The capabilities of the Pi and the breadth of projects that engenders are well known. Try looking past the end of your nose. No, it's not a panacea - it was never meant to be, but to say its only capable of basic tasks is so far wrong you clearly cannot use Google.
Basically, your entire post is complete bullshit.
It is garbage because a very closed CPU is used as an educational platform without datasheet availability.
That would depend on what the education is about. If it's about teaching kids to program in Python, then the lack of datasheets is a non-issue. Even if you wanted to hack the Linux kernel, 90% of the code is architecture independent.
I was under the impression that the Pi is aimed at introductory learners. That is people who will be writing their first "hello world" program and new to the concept of variables. It is cheap as possible so children can buy and play with them.
Even when I kid and learned programming on the Apple II E one did not start with assemble as one's first language and write an operating system as ones first program.
By the time one is advanced enough to want to learn some assemble langue and alter Linux at the level of detail requiring data sheets for the processor, one probable has a target processor in mind. Or at the very least an application which would drive the process of selecting the best hardware. In either case, it is probable the time to speed the money to buy products/tools for professionals not an educational item made for a child's budget.
There were several kinds of USB issue. Those related to USB power and polyfuses have been remedied. The B+ (and now A+) power circuitry is now done properly, not a cheap hack like on the models B and A.

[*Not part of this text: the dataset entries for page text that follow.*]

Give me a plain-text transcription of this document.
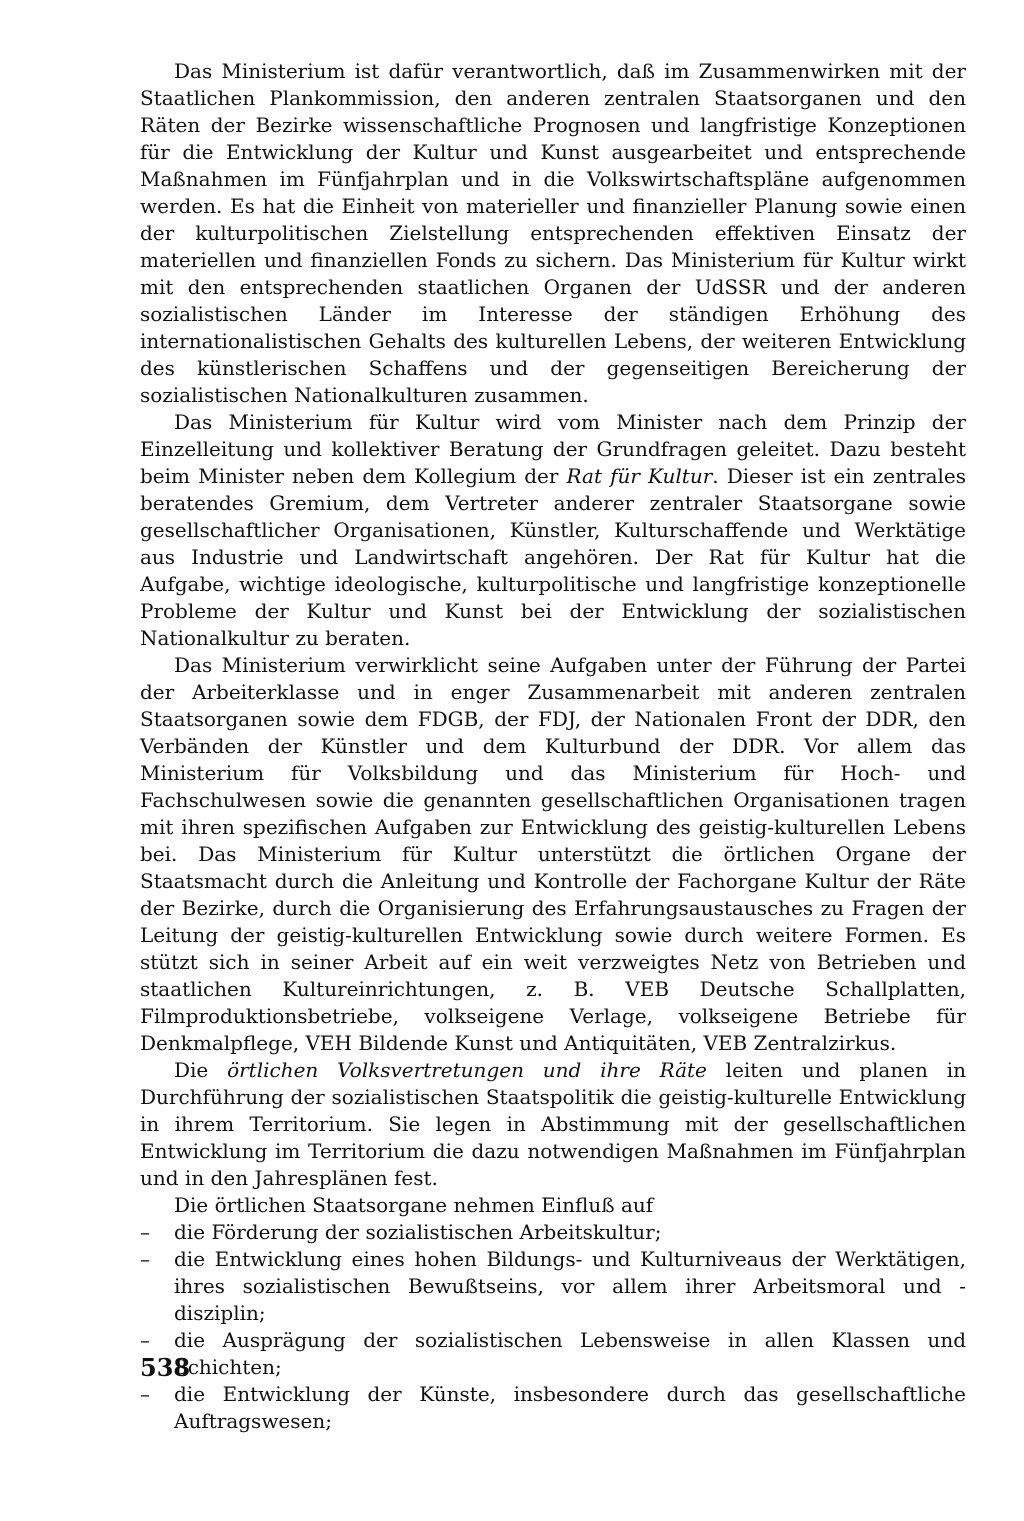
Das Ministerium ist dafür verantwortlich, daß im Zusammenwirken mit der Staatlichen Plankommission, den anderen zentralen Staatsorganen und den Räten der Bezirke wissenschaftliche Prognosen und langfristige Konzeptionen für die Entwicklung der Kultur und Kunst ausgearbeitet und entsprechende Maßnahmen im Fünfjahrplan und in die Volkswirtschaftspläne aufgenommen werden. Es hat die Einheit von materieller und finanzieller Planung sowie einen der kulturpolitischen Zielstellung entsprechenden effektiven Einsatz der materiellen und finanziellen Fonds zu sichern. Das Ministerium für Kultur wirkt mit den entsprechenden staatlichen Organen der UdSSR und der anderen sozialistischen Länder im Interesse der ständigen Erhöhung des internationalistischen Gehalts des kulturellen Lebens, der weiteren Entwicklung des künstlerischen Schaffens und der gegenseitigen Bereicherung der sozialistischen Nationalkulturen zusammen.

Das Ministerium für Kultur wird vom Minister nach dem Prinzip der Einzelleitung und kollektiver Beratung der Grundfragen geleitet. Dazu besteht beim Minister neben dem Kollegium der Rat für Kultur. Dieser ist ein zentrales beratendes Gremium, dem Vertreter anderer zentraler Staatsorgane sowie gesellschaftlicher Organisationen, Künstler, Kulturschaffende und Werktätige aus Industrie und Landwirtschaft angehören. Der Rat für Kultur hat die Aufgabe, wichtige ideologische, kulturpolitische und langfristige konzeptionelle Probleme der Kultur und Kunst bei der Entwicklung der sozialistischen Nationalkultur zu beraten.

Das Ministerium verwirklicht seine Aufgaben unter der Führung der Partei der Arbeiterklasse und in enger Zusammenarbeit mit anderen zentralen Staatsorganen sowie dem FDGB, der FDJ, der Nationalen Front der DDR, den Verbänden der Künstler und dem Kulturbund der DDR. Vor allem das Ministerium für Volksbildung und das Ministerium für Hoch- und Fachschulwesen sowie die genannten gesellschaftlichen Organisationen tragen mit ihren spezifischen Aufgaben zur Entwicklung des geistig-kulturellen Lebens bei. Das Ministerium für Kultur unterstützt die örtlichen Organe der Staatsmacht durch die Anleitung und Kontrolle der Fachorgane Kultur der Räte der Bezirke, durch die Organisierung des Erfahrungsaustausches zu Fragen der Leitung der geistig-kulturellen Entwicklung sowie durch weitere Formen. Es stützt sich in seiner Arbeit auf ein weit verzweigtes Netz von Betrieben und staatlichen Kultureinrichtungen, z. B. VEB Deutsche Schallplatten, Filmproduktionsbetriebe, volkseigene Verlage, volkseigene Betriebe für Denkmalpflege, VEH Bildende Kunst und Antiquitäten, VEB Zentralzirkus.

Die örtlichen Volksvertretungen und ihre Räte leiten und planen in Durchführung der sozialistischen Staatspolitik die geistig-kulturelle Entwicklung in ihrem Territorium. Sie legen in Abstimmung mit der gesellschaftlichen Entwicklung im Territorium die dazu notwendigen Maßnahmen im Fünfjahrplan und in den Jahresplänen fest.

Die örtlichen Staatsorgane nehmen Einfluß auf

– die Förderung der sozialistischen Arbeitskultur;
– die Entwicklung eines hohen Bildungs- und Kulturniveaus der Werktätigen, ihres sozialistischen Bewußtseins, vor allem ihrer Arbeitsmoral und -disziplin;
– die Ausprägung der sozialistischen Lebensweise in allen Klassen und Schichten;
– die Entwicklung der Künste, insbesondere durch das gesellschaftliche Auftragswesen;
538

But the biggest USB issue of all remains and will probably never be solved, because it is a hardware problem deep within the Broadcom BCM2835 SoC. This SoC contains just a partial USB controller which requires the CPU to handle in software some of the USB functionality that is missing in the hardware. Unfortunately the CPU cannot provide the required 1ms realtime response to USB events when it is busy, and so USB events are occasionally lost. That wreaks havoc on mice and keyboards, producing stuck keys, dangling or missed mouse clicks, and on the B/B+ also contributing to Ethernet packet loss because Ethernet runs over USB.
That fundamental USB problem isn't really fixable except by using a different SoC.
Could not agree more, rpi is fit for purpose. The company where I work has displays in their branches - before the rpi they were buying PC's with multiple display cards - with the rpi they glue it to the back of the TV, power it from the tv usb port and it costs a tenth of what the PC used to cost. They literally bought out the entire countries stock of rpi's.